Carpal Tunnel Post Pregnancy

Carpal Tunnel Syndrome

Carpal tunnel post pregnancy is a common condition affecting new mothers. Carpal tunnel post pregnancy occurs due to an increased pressure on your median nerve at your wrist. Symptoms of carpal tunnel post pregnancy can include pins and needles, numbness, tingling, and pain in your arm, hand, and fingers. Your wrist has a space in it called the carpal tunnel.  This is where your median nerve and nine tendons pass from your forearm into your hand. Carpal tunnel post pregnancy happens when pressure builds up from swelling in this tunnel. The increase in swelling puts pressure on your nerve, effectively causing a pinched nerve.

Fluid retention during your pregnancy can contribute to carpal tunnel post pregnancy. The fluid retention may disappear soon after your baby is born, however, many women report an increase in carpal tunnel symptoms after delivery.  This is caused by continued early postpartum swelling and constant wrist bending required in caring for and feeding your baby. There may multiple contributing factors in you getting carpal tunnel post pregnancy, including arthritis, previous fractures or nerve irritation due to repetitive, prolonged, and/or vigorous wrist movements.   In carpal tunnel post pregnancy numbness or tingling is mostly in your thumb, second, middle, and ring fingers. The symptoms are more likely to be experienced during the night but can occur during daily activities such as driving a car or feeding your baby.
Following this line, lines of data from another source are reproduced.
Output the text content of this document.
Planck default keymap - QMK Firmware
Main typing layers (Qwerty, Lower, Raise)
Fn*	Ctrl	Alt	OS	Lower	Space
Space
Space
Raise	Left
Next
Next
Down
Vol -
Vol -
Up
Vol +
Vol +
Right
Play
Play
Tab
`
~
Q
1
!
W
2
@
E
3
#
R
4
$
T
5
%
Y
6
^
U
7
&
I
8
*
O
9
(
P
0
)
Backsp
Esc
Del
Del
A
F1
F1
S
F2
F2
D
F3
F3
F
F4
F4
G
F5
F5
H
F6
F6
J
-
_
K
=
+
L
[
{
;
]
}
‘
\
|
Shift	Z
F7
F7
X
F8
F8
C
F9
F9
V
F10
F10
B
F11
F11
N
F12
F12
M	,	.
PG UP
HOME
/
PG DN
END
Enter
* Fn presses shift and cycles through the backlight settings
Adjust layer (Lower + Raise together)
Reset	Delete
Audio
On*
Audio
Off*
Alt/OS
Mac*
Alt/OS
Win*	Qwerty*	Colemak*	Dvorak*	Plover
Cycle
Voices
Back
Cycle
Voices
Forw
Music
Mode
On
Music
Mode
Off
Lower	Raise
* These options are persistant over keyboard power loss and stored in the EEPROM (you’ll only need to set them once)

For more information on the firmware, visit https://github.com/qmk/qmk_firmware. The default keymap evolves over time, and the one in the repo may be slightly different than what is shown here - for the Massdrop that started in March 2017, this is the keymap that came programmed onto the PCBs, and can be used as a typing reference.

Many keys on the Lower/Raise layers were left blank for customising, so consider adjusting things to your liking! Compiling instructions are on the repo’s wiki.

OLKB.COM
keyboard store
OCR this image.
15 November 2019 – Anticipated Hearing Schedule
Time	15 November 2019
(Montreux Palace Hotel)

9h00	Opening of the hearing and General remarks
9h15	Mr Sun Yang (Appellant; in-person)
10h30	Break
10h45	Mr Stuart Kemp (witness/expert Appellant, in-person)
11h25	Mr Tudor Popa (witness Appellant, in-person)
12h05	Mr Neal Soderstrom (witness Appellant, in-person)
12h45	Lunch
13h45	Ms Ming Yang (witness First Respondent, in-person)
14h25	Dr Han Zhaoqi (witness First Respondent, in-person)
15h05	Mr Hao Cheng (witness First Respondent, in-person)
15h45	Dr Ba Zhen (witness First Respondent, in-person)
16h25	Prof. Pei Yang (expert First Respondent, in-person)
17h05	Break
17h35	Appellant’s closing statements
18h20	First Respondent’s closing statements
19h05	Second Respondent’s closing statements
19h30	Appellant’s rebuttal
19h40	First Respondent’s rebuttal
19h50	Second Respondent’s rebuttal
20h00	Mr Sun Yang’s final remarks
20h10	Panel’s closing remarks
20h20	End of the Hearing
Postpartum mothers may sometimes notice their grip strength is weaker, some occasional clumsiness or an increased tendency to drop things.

What can you do about Carpal Tunnel Post Pregnancy?

At City Physiotherapy we will perform a thorough assessment of your wrist, symptoms, relevant medical history and body biomechanics.  We will then give you treatment and provide you with valuable education and tools to minimise your symptoms. If left untreated, the pressure on your nerves will not magically go away by itself. It is imperative to receive treatment as early as possible to help relieve the pressure on your nerve around the carpal tunnel, allowing for the swelling to reduce sooner.

In the meantime you can:

  • Try to maintain your wrist in a neutral position (not bent forward or backward) with your daily activities.
  • Try using a supportive pillow to prop up your baby during feeding so you aren’t supporting the weight of your baby on your wrist.
  • Don’t carry heavy washing baskets or bags of shopping. Try and get others to assist you where possible.
  • Avoid a sustained pinch/grip, (ie over gripping cooking utensils when chopping or peeling or pegging out heaving washing such as wet towels and sheets – I find using a drying rack better as you don’t need to peg as much)
  • Ensure you take regular rest and stretch breaks from daily activities to prevent overuse


Treatment can vary but may include, posture rehab strengthening exercises, taping or strapping for support, nerve glides, stretching, dry needling and other manual therapies.  Our Physiotherapists can also fit you with a supportive wrist brace which you can wear during the day and also at night. This can be most helpful to minimise pressure on your median nerve and reduce swelling, which will help your carpal tunnel syndrome symptoms.